The 45-year-old admitted that she took the illegal route by working without legal documentation as a migrant worker. For this reason, no party was fully responsible for their return.
Wahyu and the other migrant workers were placed in a hut in the middle of a forest, with no food, drink, or survival necessities. Some were even accompanied by babies and children, or were pregnant.
To make their escape, they trekked out of the forest early in the morning until they managed to find a small shop to buy food and drinks.
At the shop, the workers met law enforcement officers who immediately provided protection assistance until they returned home safely.
The incident made her reconsider her plan to return to work abroad with the help of illegal labor brokers. She said this was her first time working illegally.
“I do not want to come back again. I was afraid and traumatized by being lied to. What will happen if I die there?” she said.
Therefore, she has decided to return to being a housewife and be with her husband and two children. She is currently helping her husband in the banana and corn fields.
When she got an opportunity to meet with the Minister of Social Affairs, Tri Rismaharini, at Kupang Efata Sentra, East Nusa Tenggara (NTT), on July 12, 2023, she expressed her desire to open a basic food kiosk in front of her house.
Besides Wahyu, 21 other former PMIs from NTT shared their hopes of raising pigs and goats, growing vegetables, or opening a workshop, or taking up sewing work instead of returning back to their jobs as migrant workers. Their requests were immediately granted by Minister Rismaharini.
“Thank you Minister Rismaharini, for the assistance. With our bitter experience in the past, we will not go back abroad and stay here instead,” Wahyu said.
Of the 22 victims of human trafficking practice (TPPO) at the event, seven were victims of TPPO in Rokan Hilir District, Riau. Three of them came from Malaka District, one from North Central Timor District, two from Belu District, and one from Ende.
Meanwhile, the other 15 were victims of TPPO in North Central Timor.
To handle the victims of TPPO, the Social Affairs Ministry is working closely with related parties such as law enforcement officials and the local government to organize economic empowerment programs for ex-migrant workers.
Minister Rismaharini is aiming to empower the victims by providing them with entrepreneurship skills so that they do not get lured back into illegal jobs abroad.
Before creating an empowerment program for ex-Indonesian migrant workers in NTT, the minister studied the geographical and sociological conditions in their living areas to map out what type of business opportunities they could explore to derive economic benefit.
“We already start the mapping and check which area is suitable to plant vegetables, rice, and corn. We are still discussing it with the local government,” she informed.
The migrant workers from NTT are not the only ones to have experienced human trafficking. At least 18 migrant workers from Yogyakarta Province also fell victim to it.
Lured with the promise of work abroad, they were forced to deposit money with their broker, which put them in debt.
For four months, they were taken and moved around with perpetrators, an experience that left them suffering from psychological disorders such as severe depression and anxiety.

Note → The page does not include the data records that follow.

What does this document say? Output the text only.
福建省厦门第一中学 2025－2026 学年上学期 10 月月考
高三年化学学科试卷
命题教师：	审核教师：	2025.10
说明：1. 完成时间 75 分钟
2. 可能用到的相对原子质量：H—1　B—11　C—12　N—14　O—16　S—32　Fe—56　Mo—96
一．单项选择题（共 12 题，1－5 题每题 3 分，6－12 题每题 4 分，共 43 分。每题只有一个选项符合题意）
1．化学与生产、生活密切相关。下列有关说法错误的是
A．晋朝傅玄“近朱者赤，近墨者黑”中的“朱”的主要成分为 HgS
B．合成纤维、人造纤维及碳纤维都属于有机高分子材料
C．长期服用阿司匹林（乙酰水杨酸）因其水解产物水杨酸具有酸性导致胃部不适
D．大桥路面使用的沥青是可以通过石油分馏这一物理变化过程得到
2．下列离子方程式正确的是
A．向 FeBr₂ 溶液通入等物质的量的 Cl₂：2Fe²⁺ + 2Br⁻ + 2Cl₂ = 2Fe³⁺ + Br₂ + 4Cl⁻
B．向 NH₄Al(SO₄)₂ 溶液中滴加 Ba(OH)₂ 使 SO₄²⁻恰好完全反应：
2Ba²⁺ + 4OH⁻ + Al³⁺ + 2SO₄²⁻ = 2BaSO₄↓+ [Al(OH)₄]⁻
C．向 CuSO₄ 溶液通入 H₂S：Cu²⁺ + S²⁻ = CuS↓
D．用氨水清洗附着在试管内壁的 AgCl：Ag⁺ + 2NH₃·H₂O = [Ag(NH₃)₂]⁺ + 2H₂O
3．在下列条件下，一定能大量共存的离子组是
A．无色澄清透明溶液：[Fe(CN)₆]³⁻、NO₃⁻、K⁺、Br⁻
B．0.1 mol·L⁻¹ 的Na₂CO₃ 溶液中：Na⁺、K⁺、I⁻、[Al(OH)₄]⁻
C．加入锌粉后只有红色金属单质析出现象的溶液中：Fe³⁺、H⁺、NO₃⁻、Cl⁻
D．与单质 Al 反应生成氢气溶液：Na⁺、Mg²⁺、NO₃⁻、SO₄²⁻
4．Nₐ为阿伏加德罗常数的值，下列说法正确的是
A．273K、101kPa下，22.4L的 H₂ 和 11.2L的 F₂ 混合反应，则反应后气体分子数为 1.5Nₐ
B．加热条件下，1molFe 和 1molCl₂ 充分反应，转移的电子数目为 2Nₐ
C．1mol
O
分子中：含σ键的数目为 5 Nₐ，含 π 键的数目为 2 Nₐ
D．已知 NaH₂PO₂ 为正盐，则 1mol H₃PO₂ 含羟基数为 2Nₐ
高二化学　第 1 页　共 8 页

The Ministry of Social Affairs has provided psychological counseling, guidance, and health services to them. The minister has also held a direct dialogue with the victims to provide them with motivation and encourage them to build a business.
Apart from that, the Yogyakarta Social Welfare Education and Training Center (BBPPKS) has also provided relaxation facilities involving activities such as making pet cages for geckos and woven bags from plastic.
The vocational activities are expected to help them open their own business after they return to their families.
Separately, President Joko Widodo has emphasized that the government is deploying all elements of the state such as the National Police, the Indonesian Defense Forces (TNI), and other government officials to handle TPPO.
According to a report by the Indonesian Migrant Workers’ Protection Agency (BP2MI), the number of dead migrant workers due to TPPO abroad has been recorded at 1,900 per year.
Human trafficking has also become a serious concern in other ASEAN countries. Indonesia has been asked to take a leadership position in eradicating human trafficking, which is considered to be disruptive to the life of citizens and a transnational crime.
The efforts made by the Social Affairs Ministry to assist former migrant workers who have faced trafficking have ranged from psychological strengthening to providing entrepreneurial training and assistance, reflecting that the state is present and responsive in handling the problem.